Nerja boasts 16 kilometres of beaches with beautiful fine sand next to sparkling clear water. All major water sports are available here, including water skiing, scuba diving and sailing.

Flanked in the background by a dramatic mountain range, Sierra Almijara, to the east, the town has, avoided being developed into yet another high-rise hotel resort. The old quarter of the town is still basically unchanged with narrow, winding streets, whitewashed houses with wrought iron terraces overflowing with geraniums.

 

In the heart of Nerja is its spectacular 'Balcón de Europa' (Balcony of Europe), a magnificent promenade along the edge of a towering cliff, once the site of the great Moorish castle, with sweeping panoramic views of the Mediterranean with small coves and beaches below.
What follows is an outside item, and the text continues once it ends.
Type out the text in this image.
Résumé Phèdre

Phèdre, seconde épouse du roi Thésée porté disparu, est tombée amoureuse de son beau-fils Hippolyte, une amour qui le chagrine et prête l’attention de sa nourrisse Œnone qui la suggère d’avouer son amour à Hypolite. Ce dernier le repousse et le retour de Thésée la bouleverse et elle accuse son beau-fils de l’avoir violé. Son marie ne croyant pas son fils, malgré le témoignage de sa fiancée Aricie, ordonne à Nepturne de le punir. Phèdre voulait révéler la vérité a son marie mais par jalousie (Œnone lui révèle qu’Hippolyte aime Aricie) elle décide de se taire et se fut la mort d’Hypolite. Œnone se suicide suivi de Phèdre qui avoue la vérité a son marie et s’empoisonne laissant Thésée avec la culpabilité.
There are plenty of restaurants and cafes here to choose from, and the visitor can hire a horse-drawn carriage to explore the most romantic corners of the town, and you can stroll through the beautiful Gardens of Capistrano Playa, which lead down to Burriana Beach.

Nerja-2

Not to go unmentioned is Nerja's most spectacular attraction, its fascinating caves, located just three kilometres from the centre of town. They include archaeological treasures such as paintings over 20,000 years old and other pre-historic remains - currently examinations are trying to prove they are over 45,000 years old and the oldest known in the world. One of the enormous natural caverns has been transformed into a concert hall, where many performances are staged during the summer, and another is said to be big enough to hold a small cathedral. The cave is open to the puplic, and although enormous, is said to be only one third of the entire cave system. A visit to these caves is a must. The Eagle Aquaduct at Nerja which was built to supply water to the sugar plantations is also well worth a visit.

Nerja is just 50 km from Málaga and via the new motorway, takes less than one hour to drive.